Materialien 1987

„Weltfirma“ gegen Partei „Die Grünen“: Demokratie nach Siemens-Art

Merkwürdiges Demokratieverständnis bei der „Weltfirma“ Siemens: Die Partei „Die Grünen“ wird in einem internen Papier ausdrücklich von der großzügigen Unterstützung und Freistellung für „hauseigene“ Parlamentarier ausgenommen.

In einem Handbuch für Führungskader des Elektronikkonzerns, das METALL vorliegt, werden Parteimitglieder der Grünen ausdrücklich von Sonderleistungen des Unternehmens für Mandatsträger und -trägerinnen ausgenommen.

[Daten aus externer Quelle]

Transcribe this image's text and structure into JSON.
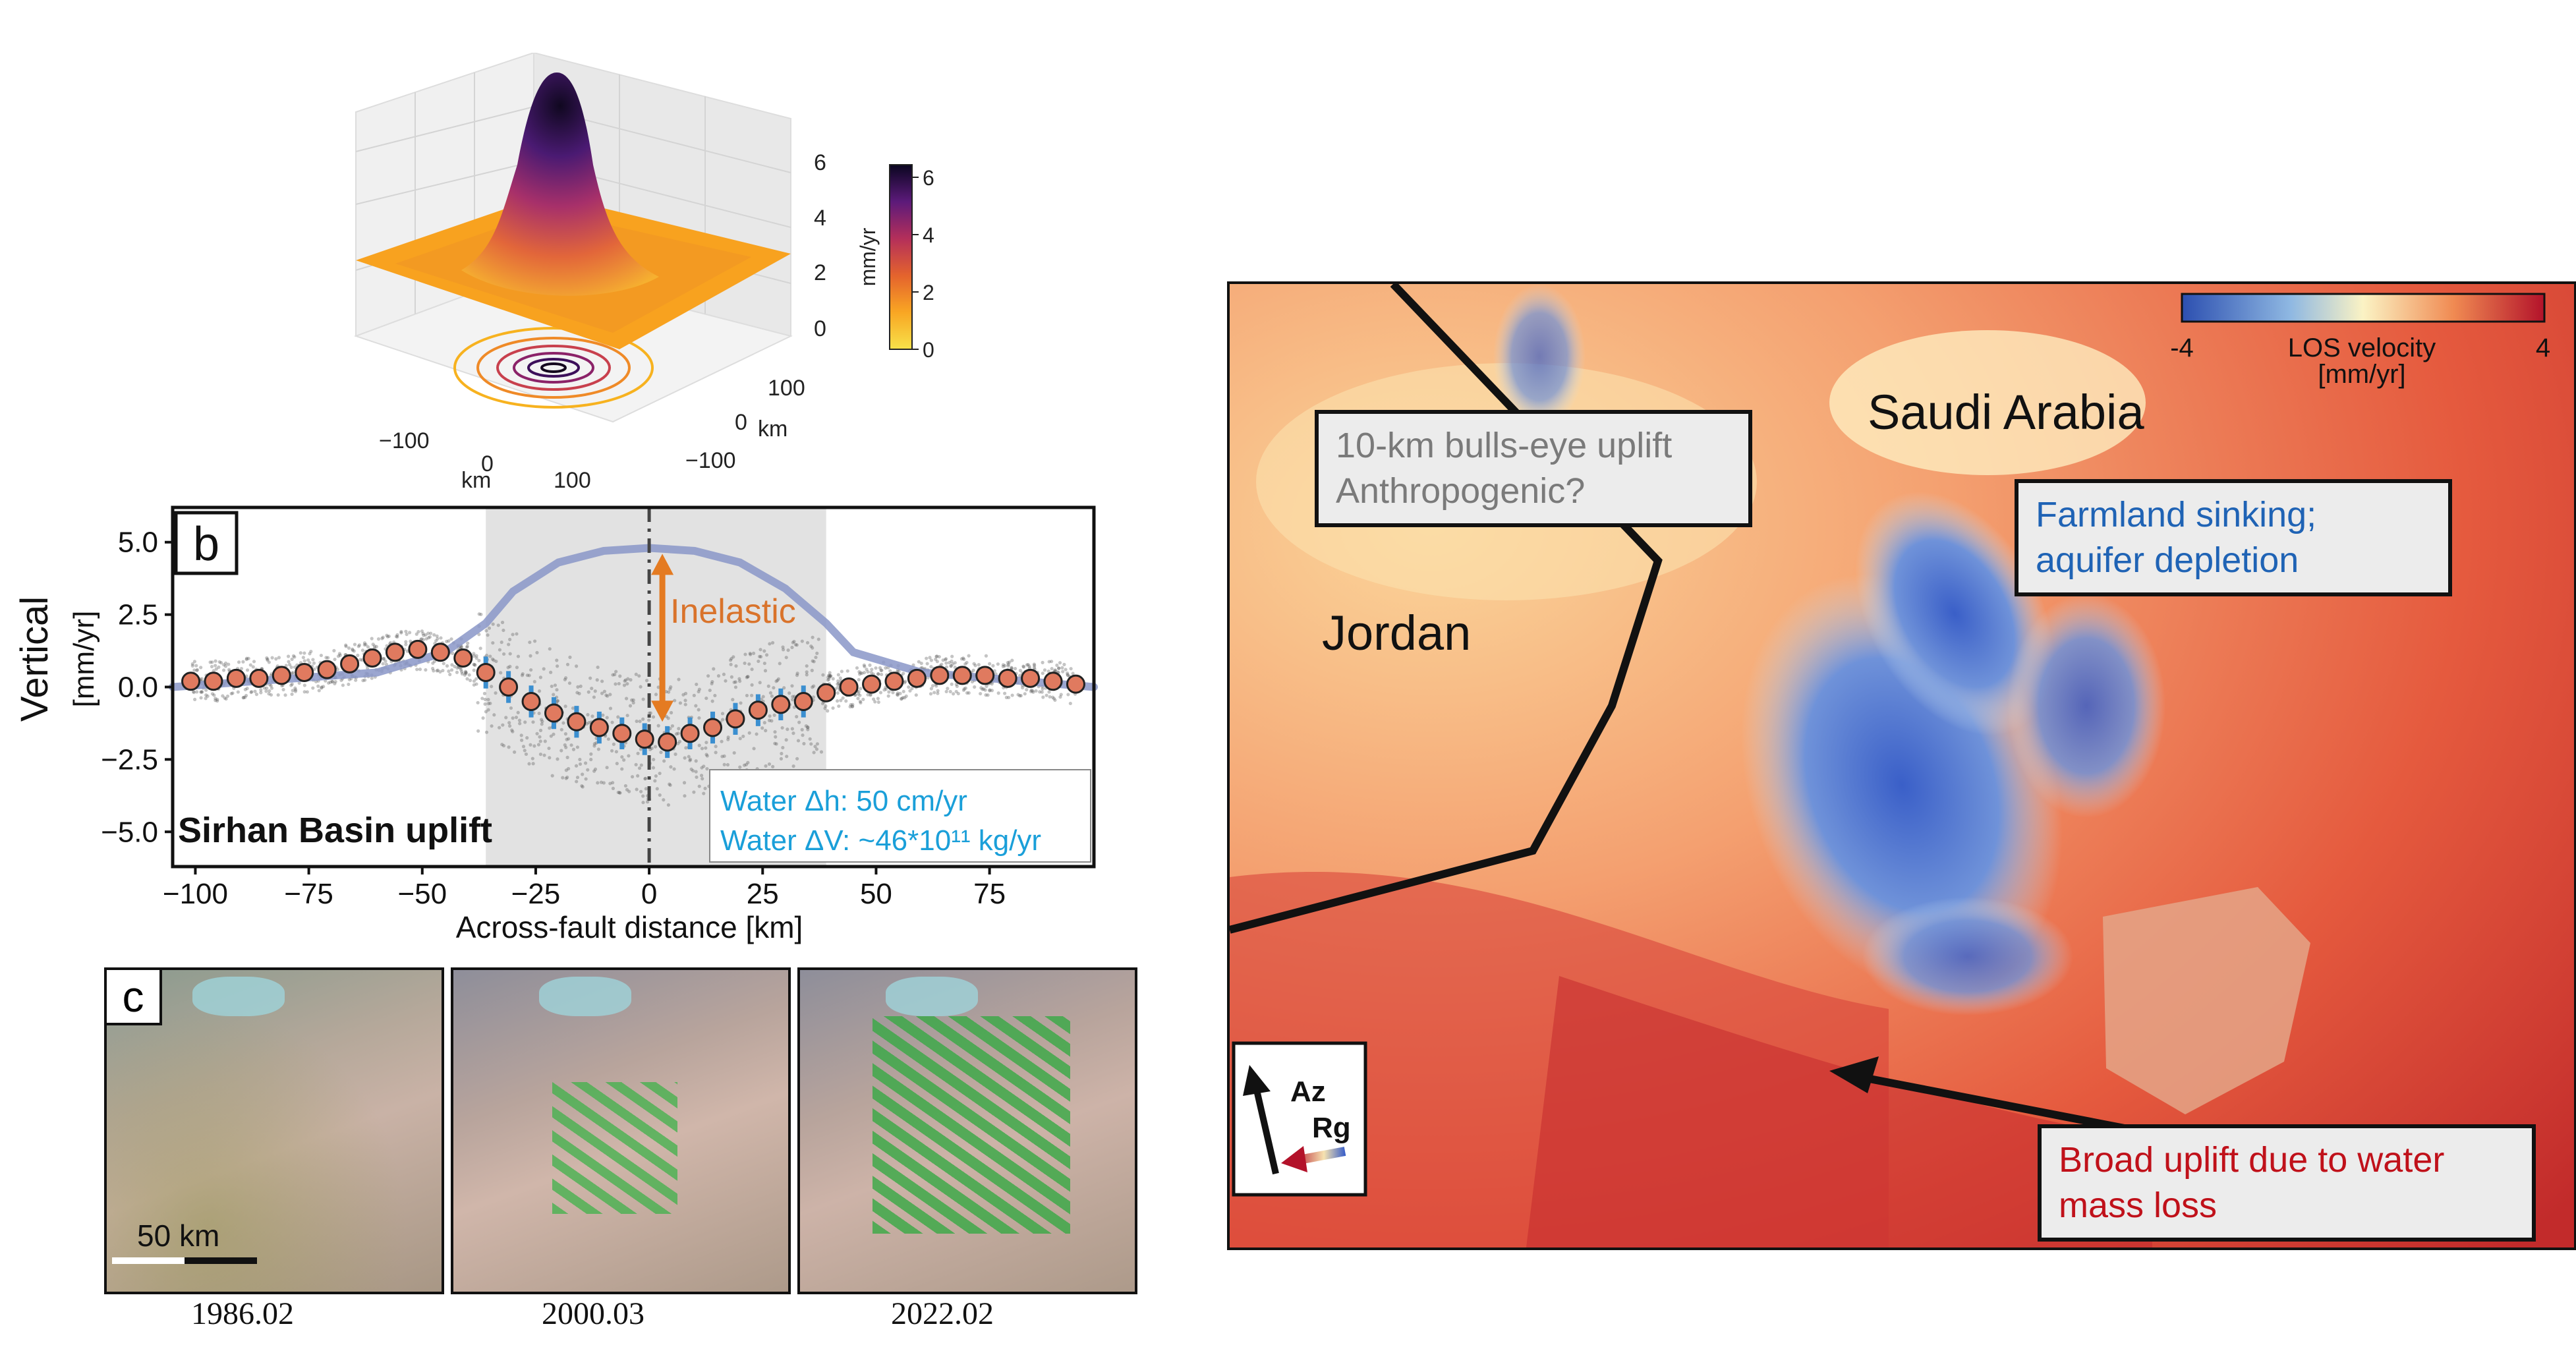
{
  "panel_a": {
    "colorbar_label": "mm/yr",
    "colorbar_ticks": [
      "0",
      "2",
      "4",
      "6"
    ],
    "z_ticks": [
      "0",
      "2",
      "4",
      "6"
    ],
    "x_ticks": [
      "−100",
      "0",
      "100"
    ],
    "x_unit": "km",
    "y_ticks": [
      "100",
      "0",
      "−100"
    ],
    "y_unit": "km"
  },
  "panel_b": {
    "letter": "b",
    "inelastic_label": "Inelastic",
    "basin_label": "Sirhan Basin uplift",
    "water_dh": "Water Δh:  50 cm/yr",
    "water_dv": "Water ΔV:  ~46*10¹¹ kg/yr",
    "colors": {
      "points": "#e07a5f",
      "errorbars": "#3b8fd0",
      "model": "#8a96c8",
      "arrow": "#e47b22",
      "legend_text": "#1a9fd9"
    }
  },
  "chart_data": {
    "type": "scatter",
    "title": "",
    "xlabel": "Across-fault distance [km]",
    "ylabel": "Vertical [mm/yr]",
    "xlim": [
      -105,
      98
    ],
    "ylim": [
      -6.2,
      6.2
    ],
    "x_ticks": [
      "−100",
      "−75",
      "−50",
      "−25",
      "0",
      "25",
      "50",
      "75"
    ],
    "y_ticks": [
      "5.0",
      "2.5",
      "0.0",
      "−2.5",
      "−5.0"
    ],
    "shaded_region": [
      -36,
      39
    ],
    "fault_position": 0,
    "series": [
      {
        "kind": "binned_mean",
        "x": [
          -101,
          -96,
          -91,
          -86,
          -81,
          -76,
          -71,
          -66,
          -61,
          -56,
          -51,
          -46,
          -41,
          -36,
          -31,
          -26,
          -21,
          -16,
          -11,
          -6,
          -1,
          4,
          9,
          14,
          19,
          24,
          29,
          34,
          39,
          44,
          49,
          54,
          59,
          64,
          69,
          74,
          79,
          84,
          89,
          94
        ],
        "y": [
          0.2,
          0.2,
          0.3,
          0.3,
          0.4,
          0.5,
          0.6,
          0.8,
          1.0,
          1.2,
          1.3,
          1.2,
          1.0,
          0.5,
          0.0,
          -0.5,
          -0.9,
          -1.2,
          -1.4,
          -1.6,
          -1.8,
          -1.9,
          -1.6,
          -1.4,
          -1.1,
          -0.8,
          -0.6,
          -0.5,
          -0.2,
          0.0,
          0.1,
          0.2,
          0.3,
          0.4,
          0.4,
          0.4,
          0.3,
          0.3,
          0.2,
          0.1
        ]
      },
      {
        "kind": "model_curve",
        "x": [
          -105,
          -60,
          -45,
          -36,
          -30,
          -20,
          -10,
          0,
          10,
          20,
          30,
          39,
          45,
          60,
          98
        ],
        "y": [
          0.0,
          0.5,
          1.2,
          2.2,
          3.3,
          4.3,
          4.7,
          4.8,
          4.7,
          4.3,
          3.4,
          2.2,
          1.2,
          0.5,
          0.0
        ]
      }
    ]
  },
  "panel_c": {
    "letter": "c",
    "scale_label": "50 km",
    "dates": [
      "1986.02",
      "2000.03",
      "2022.02"
    ]
  },
  "map": {
    "colorbar_min": "-4",
    "colorbar_max": "4",
    "colorbar_title": "LOS velocity",
    "colorbar_unit": "[mm/yr]",
    "country_jordan": "Jordan",
    "country_saudi": "Saudi Arabia",
    "callout_uplift_line1": "10-km bulls-eye uplift",
    "callout_uplift_line2": "Anthropogenic?",
    "callout_farm_line1": "Farmland sinking;",
    "callout_farm_line2": "aquifer depletion",
    "callout_broad_line1": "Broad uplift due to water",
    "callout_broad_line2": "mass loss",
    "az_label": "Az",
    "rg_label": "Rg",
    "colors": {
      "callout_uplift_text": "#7a7a7a",
      "callout_farm_text": "#1f63b5",
      "callout_broad_text": "#c0111a",
      "callout_bg": "#ececec"
    }
  }
}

Und politisch aktive „Siemensianer“ – im März 1987 waren knapp 300 Mandatsträger, darunter ein Bundestagsabgeordneter und sieben Bürgermeister, beim Unternehmen angestellt – genießen einige Privilegien: Bundestagskandidaten werden bis zu zwei Monaten ohne Einkommensverlust von der Arbeit freigestellt, Landtagskandidaten vier Wochen. Mandats- beziehungsweise Amtsträger sind zur Ausübung ihrer Funktion ebenfalls freigestellt, ohne Verluste bei den Finanzen oder im künftigen beruflichen Weiterkommen …

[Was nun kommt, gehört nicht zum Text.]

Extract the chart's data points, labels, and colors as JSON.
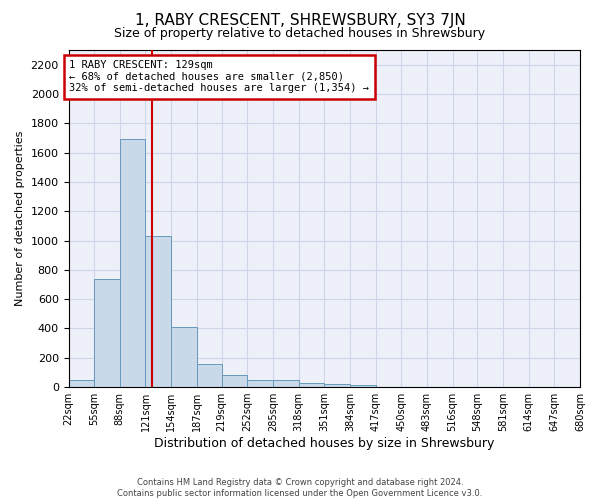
{
  "title": "1, RABY CRESCENT, SHREWSBURY, SY3 7JN",
  "subtitle": "Size of property relative to detached houses in Shrewsbury",
  "xlabel": "Distribution of detached houses by size in Shrewsbury",
  "ylabel": "Number of detached properties",
  "footer_line1": "Contains HM Land Registry data © Crown copyright and database right 2024.",
  "footer_line2": "Contains public sector information licensed under the Open Government Licence v3.0.",
  "bin_edges": [
    22,
    55,
    88,
    121,
    154,
    187,
    219,
    252,
    285,
    318,
    351,
    384,
    417,
    450,
    483,
    516,
    548,
    581,
    614,
    647,
    680
  ],
  "bar_heights": [
    50,
    740,
    1690,
    1030,
    410,
    155,
    85,
    50,
    45,
    30,
    20,
    15,
    0,
    0,
    0,
    0,
    0,
    0,
    0,
    0
  ],
  "bar_color": "#c9d9ea",
  "bar_edge_color": "#6699bb",
  "grid_color": "#d0d4e8",
  "property_size": 129,
  "vline_color": "#cc0000",
  "annotation_line1": "1 RABY CRESCENT: 129sqm",
  "annotation_line2": "← 68% of detached houses are smaller (2,850)",
  "annotation_line3": "32% of semi-detached houses are larger (1,354) →",
  "annotation_box_color": "#cc0000",
  "ylim": [
    0,
    2300
  ],
  "yticks": [
    0,
    200,
    400,
    600,
    800,
    1000,
    1200,
    1400,
    1600,
    1800,
    2000,
    2200
  ],
  "background_color": "#edf0f8",
  "title_fontsize": 11,
  "subtitle_fontsize": 9,
  "ylabel_fontsize": 8,
  "xlabel_fontsize": 9,
  "tick_label_fontsize": 7,
  "annotation_fontsize": 7.5,
  "footer_fontsize": 6
}
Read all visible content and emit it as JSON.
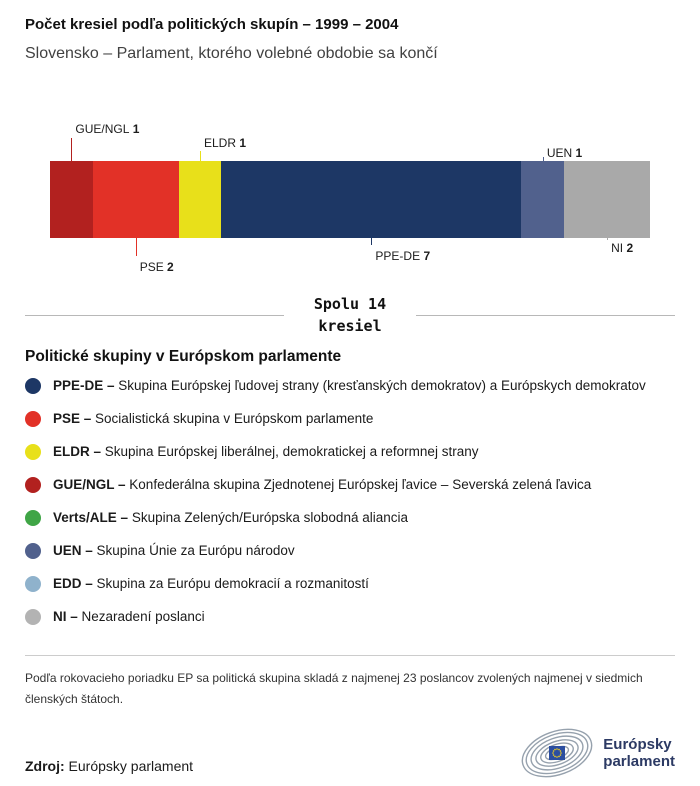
{
  "chart_data": {
    "type": "bar",
    "orientation": "horizontal-stacked",
    "title": "Počet kresiel podľa politických skupín – 1999 – 2004",
    "subtitle": "Slovensko – Parlament, ktorého volebné obdobie sa končí",
    "total_seats": 14,
    "total_label_line1": "Spolu 14",
    "total_label_line2": "kresiel",
    "categories": [
      "GUE/NGL",
      "PSE",
      "ELDR",
      "PPE-DE",
      "UEN",
      "NI"
    ],
    "values": [
      1,
      2,
      1,
      7,
      1,
      2
    ],
    "segments": [
      {
        "group": "GUE/NGL",
        "seats": 1,
        "color": "#b2211f",
        "label_side": "above",
        "label_tier": 2
      },
      {
        "group": "PSE",
        "seats": 2,
        "color": "#e23127",
        "label_side": "below",
        "label_tier": 2
      },
      {
        "group": "ELDR",
        "seats": 1,
        "color": "#e8e01a",
        "label_side": "above",
        "label_tier": 1
      },
      {
        "group": "PPE-DE",
        "seats": 7,
        "color": "#1d3765",
        "label_side": "below",
        "label_tier": 1
      },
      {
        "group": "UEN",
        "seats": 1,
        "color": "#51618d",
        "label_side": "above",
        "label_tier": 0
      },
      {
        "group": "NI",
        "seats": 2,
        "color": "#a9a9a9",
        "label_side": "below",
        "label_tier": 0
      }
    ]
  },
  "legend": {
    "heading": "Politické skupiny v Európskom parlamente",
    "items": [
      {
        "abbr": "PPE-DE –",
        "desc": "Skupina Európskej ľudovej strany (kresťanských demokratov) a Európskych demokratov",
        "color": "#1d3765"
      },
      {
        "abbr": "PSE –",
        "desc": "Socialistická skupina v Európskom parlamente",
        "color": "#e23127"
      },
      {
        "abbr": "ELDR –",
        "desc": "Skupina Európskej liberálnej, demokratickej a reformnej strany",
        "color": "#e8e01a"
      },
      {
        "abbr": "GUE/NGL –",
        "desc": "Konfederálna skupina Zjednotenej Európskej ľavice – Severská zelená ľavica",
        "color": "#b2211f"
      },
      {
        "abbr": "Verts/ALE –",
        "desc": "Skupina Zelených/Európska slobodná aliancia",
        "color": "#3fa546"
      },
      {
        "abbr": "UEN –",
        "desc": "Skupina Únie za Európu národov",
        "color": "#51618d"
      },
      {
        "abbr": "EDD –",
        "desc": "Skupina za Európu demokracií a rozmanitostí",
        "color": "#8fb2cc"
      },
      {
        "abbr": "NI –",
        "desc": "Nezaradení poslanci",
        "color": "#b3b3b3"
      }
    ]
  },
  "footnote": "Podľa rokovacieho poriadku EP sa politická skupina skladá z najmenej 23 poslancov zvolených najmenej v siedmich členských štátoch.",
  "source": {
    "label": "Zdroj:",
    "value": "Európsky parlament"
  },
  "logo": {
    "line1": "Európsky",
    "line2": "parlament"
  }
}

Aufgedeckt hat Hartmut Bäumer, grüner Abgeordneter im Bayerischen Landtag, die Diskriminierung seiner Partei. Unter Verweis auf Grund- sowie Betriebsverfassungsgesetz hat er den Konzern jetzt schriftlich aufgefordert, die rechtswidrige Diskriminierungspraxis umgehend zu beenden.

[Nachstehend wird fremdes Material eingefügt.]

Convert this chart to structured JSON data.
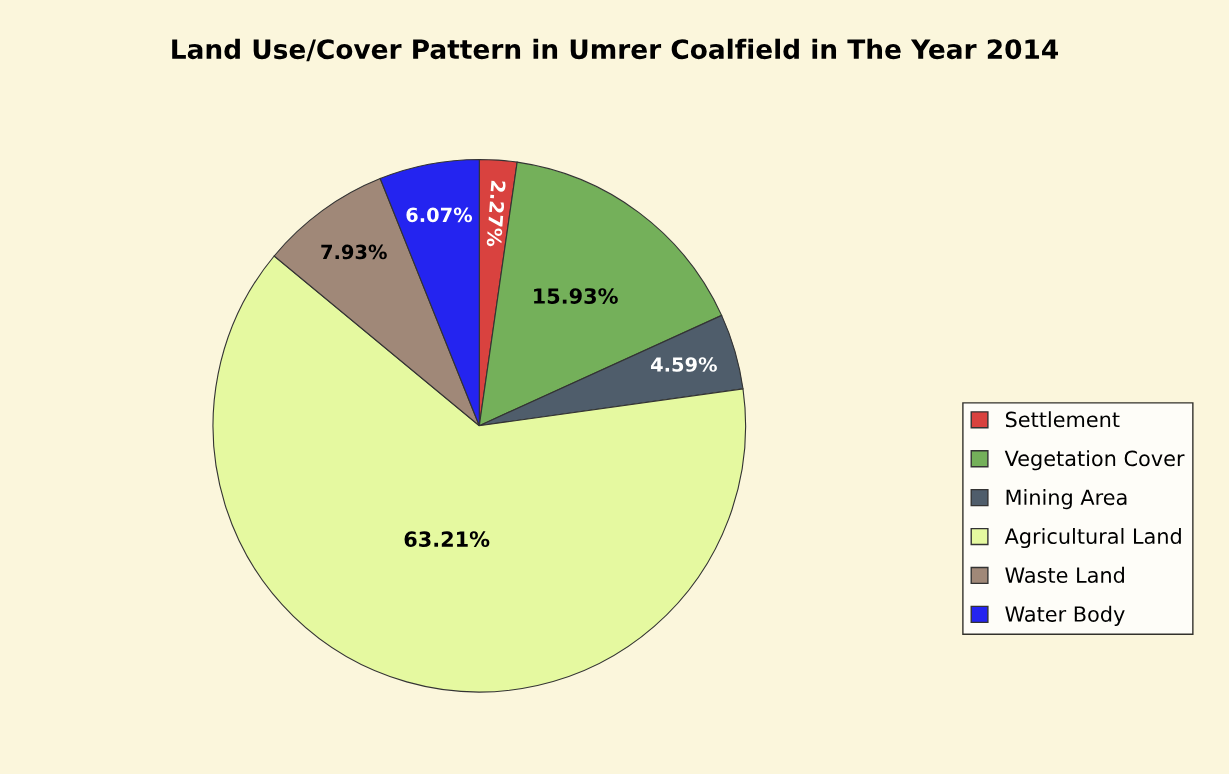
{
  "chart_data": {
    "type": "pie",
    "title": "Land Use/Cover Pattern in Umrer Coalfield in The Year 2014",
    "categories": [
      "Settlement",
      "Vegetation Cover",
      "Mining Area",
      "Agricultural Land",
      "Waste Land",
      "Water Body"
    ],
    "values": [
      2.27,
      15.93,
      4.59,
      63.21,
      7.93,
      6.07
    ],
    "colors": [
      "#d9423f",
      "#74b05a",
      "#4f5d6b",
      "#e5f9a0",
      "#a08878",
      "#2424f0"
    ],
    "value_labels": [
      "2.27%",
      "15.93%",
      "4.59%",
      "63.21%",
      "7.93%",
      "6.07%"
    ],
    "legend": "right"
  }
}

Bäumer: „Mit der Ausgrenzung bestimmter Parteien maßt sich die Firma Siemens ein Recht an, das nach unserer Verfassung allenfalls dem Bundesverfassungsgericht zustünde, nämlich die Frage der Verfassungswidrigkeit einer Partei festzustellen.“

„Unsere Fachleute prüfen das jetzt“, meinte dazu Siemens-Pressesprecher Peter Ruppenthal gegenüber METALL. Die entsprechende Passage sei in der Tat seit 1987 in den Richtlinien für Mandatsträger aus dem Siemens-Bereich enthalten.

-gr


Metall. Zeitung der Industriegewerkschaft Metall 6 vom 18. März 1988, 19.